Dextromethorphan (DM or DXM) is an antitussive drug that is found in many over-the-counter cold and cough preparations, usually in the form of dextromethorphan hydrobromide.
Following oral administration, dextromethorphan is rapidly absorbed from the gastrointestinal tract, where it enters the bloodstream and crosses the blood-brain barrier. The first-pass through the hepatic portal vein results in some of the drug being metabolized into an active metabolite of dextromethorphan, dextrorphan, the 3-hydroxy derivative of dextromethorphan. The therapeutic activity of dextromethorphan is believed to be caused by both the drug and this metabolite. Dextromethorphan is metabolized by various liver enzymes and subsequently undergoes O-demethylation (producing dextrorphan), N-demethylation, and partial conjugation with glucuronic acid and sulfate ions. Hours after dextromethorphan therapy, (in humans) the metabolites (+)-3-hydroxy-N-methylmorphinan, (+)-3-morphinan, and traces of the unchanged drug are detectable in the urine.
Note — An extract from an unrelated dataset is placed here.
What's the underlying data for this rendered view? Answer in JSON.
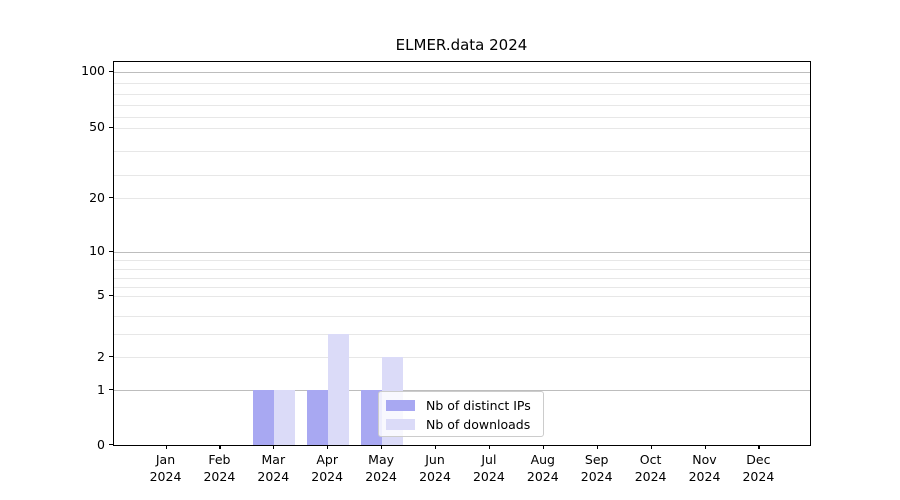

One well known metabolic catalyst involved is a specific cytochrome P450 enzyme known as 2D6, or CYP2D6. A significant portion of the population has a functional deficiency in this enzyme (and are known as poor CYP2D6 metabolizers). As CYP2D6 is the primary metabolic pathway in the inactivation of dextromethorphan, the duration of action and effects of dextromethorphan are significantly increased in such poor metabolizers. Deaths and hospitalizations have been reported in recreational use by poor CYP2D6 metabolizers.
A large number of medications (including antidepressants) are potent inhibitors of CYP2D6 (see CYP2D6 article). There exists, therefore, the potential of drug-drug interactions between dextromethorphan and concomitant medications. There have been reports of fatal consequences arising from such interactions.